Appellant ging in beroep tegen het besluit van het Uwv, maar de rechtbank verklaarde het beroep gegrond, vernietigde het bestreden besluit, maar handhaafde de rechtsgevolgen. Appellant stelde dat de rechtbank de ex-werkgever ten onrechte als derde belanghebbende had toegelaten en dat de rechtbank de medische gegevens niet voldoende had gewogen. In hoger beroep herhaalde appellant zijn gronden, maar de Centrale Raad van Beroep oordeelde dat de rechtbank de gronden van appellant afdoende had besproken en dat het Uwv voldoende had gemotiveerd dat de functies in medisch opzicht geschikt waren voor appellant.

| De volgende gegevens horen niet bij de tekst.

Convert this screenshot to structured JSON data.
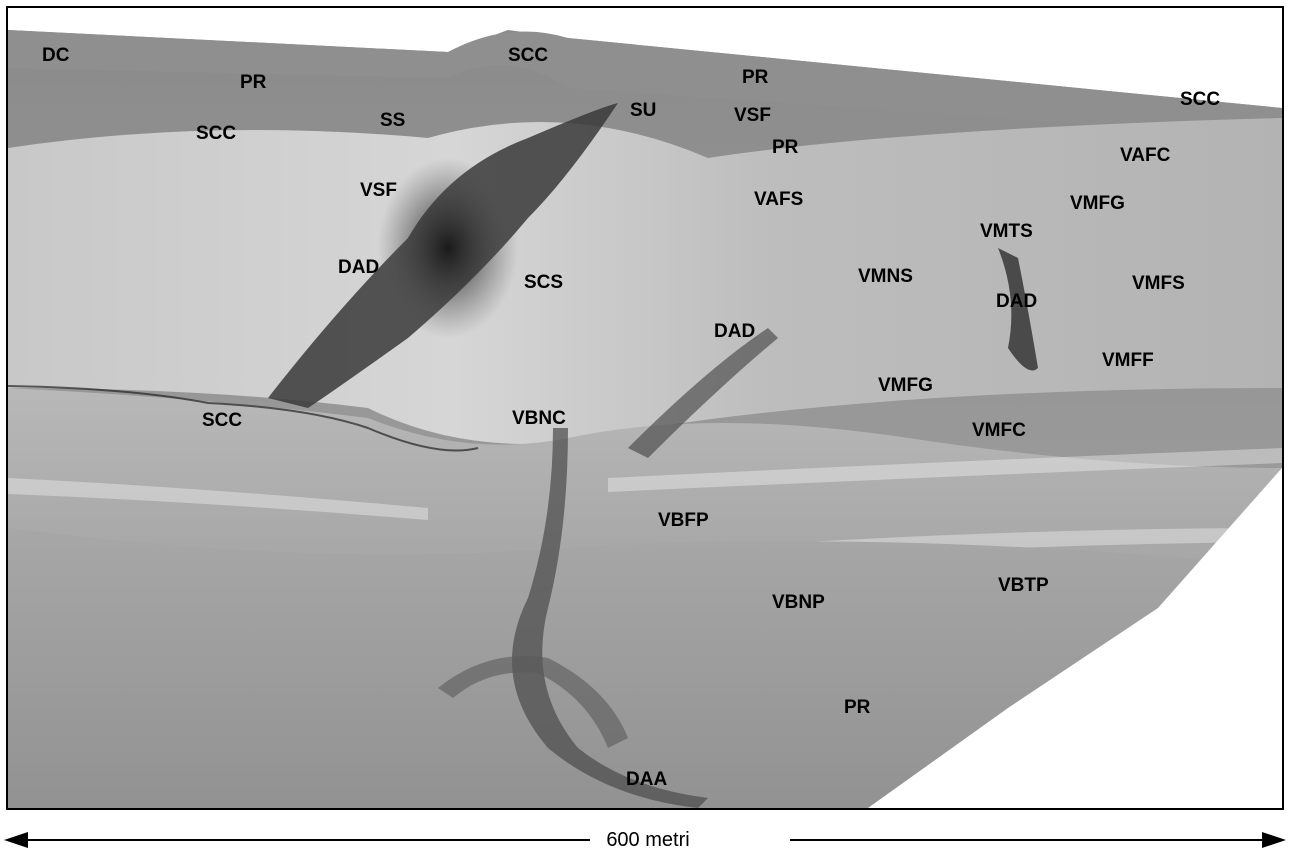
{
  "scale_bar": {
    "label": "600 metri"
  },
  "labels": [
    "DC",
    "PR",
    "SCC",
    "PR",
    "SU",
    "SS",
    "VSF",
    "SCC",
    "SCC",
    "PR",
    "VAFC",
    "VSF",
    "VAFS",
    "VMFG",
    "VMTS",
    "DAD",
    "SCS",
    "VMNS",
    "DAD",
    "VMFS",
    "DAD",
    "VMFF",
    "VMFG",
    "SCC",
    "VBNC",
    "VMFC",
    "VBFP",
    "VBTP",
    "VBNP",
    "PR",
    "DAA"
  ]
}
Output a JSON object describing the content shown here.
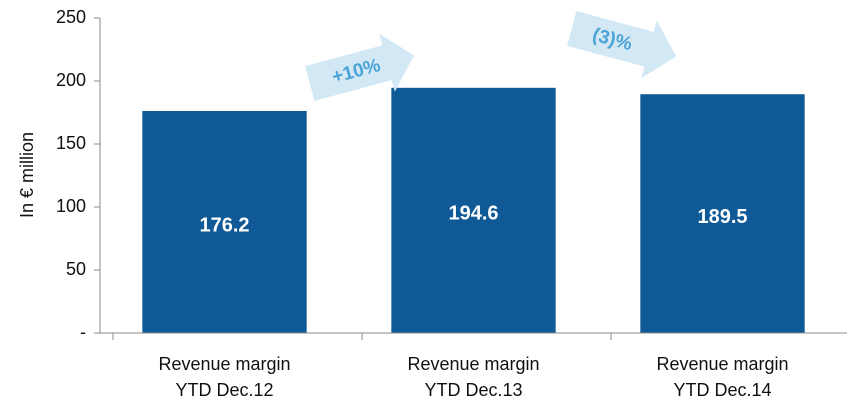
{
  "chart_data": {
    "type": "bar",
    "y_axis_label": "In € million",
    "categories": [
      "Revenue margin\nYTD Dec.12",
      "Revenue margin\nYTD Dec.13",
      "Revenue margin\nYTD Dec.14"
    ],
    "values": [
      176.2,
      194.6,
      189.5
    ],
    "color": "#0f5a96",
    "ylim": [
      0,
      250
    ],
    "yticks": [
      {
        "value": 0,
        "label": "-"
      },
      50,
      100,
      150,
      200,
      250
    ],
    "annotations": [
      "+10%",
      "(3)%"
    ]
  }
}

De Raad bevestigde de uitspraak van de rechtbank en wees het verzoek om schadevergoeding af. De overwegingen van de rechtbank werden onderschreven, en het kort voor de zitting ingediende rapport van de gemeente Rotterdam werd niet als relevant beschouwd voor de beoordeling van de ZW. De uitspraak werd gedaan door A.T. de Kwaasteniet, met C.M. van de Ven als griffier, op 20 februari 2020.

Uitspraak

17.6082 ZW

Datum uitspraak: 20 februari 2020
Centrale Raad van Beroep
Enkelvoudige kamer
Uitspraak op het hoger beroep tegen de uitspraak van de rechtbank Rotterdam van 28 juli 2017, 16/6338 (aangevallen uitspraak) en uitspraak op het verzoek om veroordeling tot vergoeding van schade
Partijen:
[appellant] te [woonplaats 1] (appellant)
de Raad van bestuur van het Uitvoeringsinstituut werknemersverzekeringen (Uwv)
[ex-werkgever] te [woonplaats 2] (ex-werkgever)
PROCESVERLOOP
Namens appellant heeft mr. W.C. de Jonge, advocaat, hoger beroep ingesteld.
Het Uwv heeft een verweerschrift ingediend.
Ex-werkgever heeft als derde belanghebbende meegedeeld als partij aan het geding te willen deelnemen en heeft een zienswijze ingediend.
Appellant en ex-werkgever hebben nog nadere reacties ingediend.
Het onderzoek ter zitting heeft plaatsgevonden op 29 januari 2020. Appellant is verschenen. Ex-werkgever is niet verschenen. Het Uwv heeft zich laten vertegenwoordigen door drs. I.M. Veringmeijer.

OVERWEGINGEN

1.1.
Appellant is laatstelijk werkzaam geweest als medewerker tuinbouw in dienst van ex-werkgever. Op 8 mei 2015 heeft hij zich ziek gemeld met psychische klachten. Het Uwv heeft appellant in aanmerking gebracht voor ziekengeld op grond van de Ziektewet (ZW).
1.2.
In het kader van een eerstejaars ZW-beoordeling (EZWb) heeft een verzekeringsarts appellant op 17 maart 2016 gezien. Deze arts heeft appellant belastbaar geacht met inachtneming van de beperkingen die zijn neergelegd in een Functionele Mogelijkhedenlijst van 17 maart 2016. Een arbeidsdeskundige heeft vastgesteld dat appellant niet in staat is zijn eigen werk te verrichten, vervolgens vijf functies geselecteerd en op basis van de drie functies met de hoogste lonen berekend dat appellant nog 92,79% van zijn zogeheten maatmaninkomen zou kunnen verdienen. Het Uwv heeft bij besluit van 7 april 2016 vastgesteld dat appellant met ingang van 6 juni 2016 geen recht meer heeft op ziekengeld, omdat hij meer dan 65% kan verdienen van het loon dat hij verdiende voordat hij ziek werd. Het bezwaar van appellant tegen dit besluit heeft het Uwv bij besluit van 20 september 2016 (bestreden besluit) ongegrond verklaard, waarbij de beëindigingsdatum is gewijzigd naar 1 oktober 2016 omdat in de bezwaarfase deels nieuwe functies zijn geselecteerd. Aan het bestreden besluit liggen rapporten van een verzekeringsarts bezwaar en beroep en een arbeidsdeskundige bezwaar en beroep ten grondslag.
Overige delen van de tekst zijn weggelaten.